Lessons of a Lost Backpack

by Carlan Wendler
The San Diego Wendlers on the Metro
On Saturday, my brother and his family, Michelle, her sister, and myself visited the Louvre Museum in Paris. We got a bit of a late start and between jet lag and sheer, utter boredom at perambulating through vast halls of incredible art, the kids (ages 4, 3, and 1) began to make their discontent known. So my brother and I set off to pick up the rental car from across town and drive back to pick up the rest of our family.

After a Metro ride to the Place d'Italie, we realized that the office that had our car was actually in Montparnasse. It was another simple Metro ride to Montparnasse, a few conversations with folks in the station regarding where to find the car rental office and a ten minute walk there. After waiting in line, translating order details, and selecting the appropriate car seat based on kilograms, we had another ten minute walk and a few conversations with folks as to where the "parking" office of this particular car rental agency was.
Mona Lisa smiles...or not

"You go through the bar, down the elevators to Level -3. Then find the stairwell and walk up to Level -2. Across the parking from the stairwell you should see a sign for a different car rental agency. Your company uses that same office and staff."

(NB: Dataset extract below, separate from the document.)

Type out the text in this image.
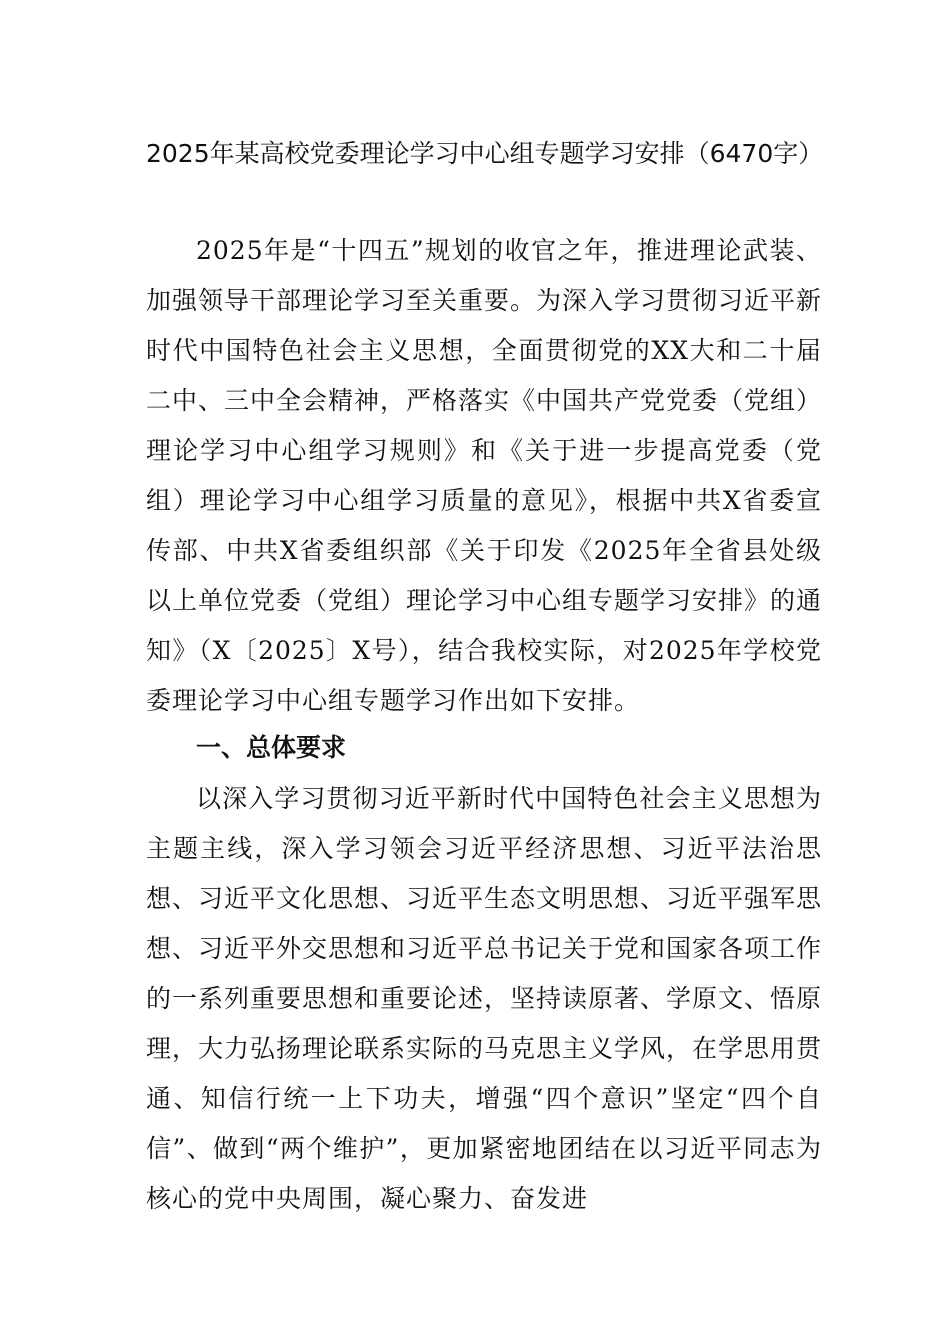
2025年某高校党委理论学习中心组专题学习安排（6470字）

2025年是“十四五”规划的收官之年，推进理论武装、加强领导干部理论学习至关重要。为深入学习贯彻习近平新时代中国特色社会主义思想，全面贯彻党的XX大和二十届二中、三中全会精神，严格落实《中国共产党党委（党组）理论学习中心组学习规则》和《关于进一步提高党委（党组）理论学习中心组学习质量的意见》，根据中共X省委宣传部、中共X省委组织部《关于印发《2025年全省县处级以上单位党委（党组）理论学习中心组专题学习安排》的通知》（X〔2025〕X号），结合我校实际，对2025年学校党委理论学习中心组专题学习作出如下安排。

一、总体要求

以深入学习贯彻习近平新时代中国特色社会主义思想为主题主线，深入学习领会习近平经济思想、习近平法治思想、习近平文化思想、习近平生态文明思想、习近平强军思想、习近平外交思想和习近平总书记关于党和国家各项工作的一系列重要思想和重要论述，坚持读原著、学原文、悟原理，大力弘扬理论联系实际的马克思主义学风，在学思用贯通、知信行统一上下功夫，增强“四个意识”坚定“四个自信”、做到“两个维护”，更加紧密地团结在以习近平同志为核心的党中央周围，凝心聚力、奋发进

Wow! Things in France are different!

The French have this whole notion that geography dictates personality (e.g., people from the Savoie region where the language school is located are broadly caricatured as aloof, private, slow to warm up to new people but fiercely loyal, intensely compassionate to their friends, and extremely hardy). I don't know that I'm clever enough to make judgments on people's personalities based on knowing their whereabouts growing up, but I can see how geography has dictated the ways car rental companies solve their business problems. Paris is dense, old, and labyrinthine. If you rent out cars, you find a hotel or mall  with a big parking lot and use some of their space. If there are other companies doing the same thing, you band together to economize on overhead.

Two hours into a process that I thought might take one those were not the thoughts going through my head. I was rather worried about the women and children and trying to keep ahead of the communications so that they would know what to expect. And in that distraction, I left my backpack containing the keys to the car we had driven from Albertville to Paris and my wife's and my passports.

This I did not realize until we had reconvened at our rented apartment and started supper.

"Michelle, where did you put my backpack? I'd like to take some Tylenol [also in the bag]."
"You took it with you when you left the Louvre."
"Are you being funny, because this headache is not funny."
"No. Remember, you had to come back and give me my water out of the backpack before you left."
"... [frowny face]..."

Through the glass storefront...right where I left it
A quick review of our contorted journey around Paris left two places the backpack could have been left: the first car rental office or the last one in the parking lot where we actually picked up the car. My money was on the first but by this time on a Saturday the offices were closed or closing. Customer service lines don't seem to operate in the same way in Paris, on the weekend, before the nation votes for two finalists in the presidential elections, that they do in the States. The car rental agency said, in brief, "You'll have to wait until things open up again on Monday morning." A quick call to the US Embassy in Paris to notify them that our passports were misplaced and ask if anyone had reported them was met by three answering machines before we got an operator who transferred us to a recorded message that pointed us to a website or e-mail address. "Our commitment is to respond within 48 hrs to all e-mails sent to this address." Yikes!

Nothing more to do that night but pray.

The Good Lord provides the next day
The next day we put all our contingency planning into effect and we prepared to send everyone else on to Albertville while I stayed in Paris to recover the backpack on Monday morning. By God's grace, we got through to a plucky customer service agent on Sunday morning and she put into effect a plan that eventually led to the return of the backpack that afternoon. Everyone else had left, so I had some time to think while riding on the Metro again and sitting in a car rental office again. And that's when I began to see some parallels between walking amidst Greco-Roman statues in what was once the palace of French kings (before Louis XIV moved the royal family to Versailles) with kids who were bored to tears and my experience around Paris and a lost backpack.

My good Father, God, has a plan for my life, prepared day-by-day and hour-by-hour. Riding the Metro around Paris with John Mark while the women and children languish in a less frequented hall in the world's largest art museum was within His will for that day. Misplacing the backpack and working through all the efforts to recover it and stick to the itinerary we had established in advance was in God's plan for us. Cramming all of my visiting family + Michelle into one car while I drove by myself to try to catch up was also the path He had laid out for the day.

The frailty of my faith in my Father might look different than the feebleness of my nieces' and nephew's confidence in their parents' plan, but I have a feeling that if I were to slow down and try to observe the place God had brought me to in each moment, I would observe things more remarkable than even the Winged Victory of Samothrace.


Sandy said...

The God who watches over us never slumbers!

Rebekah said...

So glad you were able to track down your backpack & so thankful for a God whose plans are always bigger & better than our own!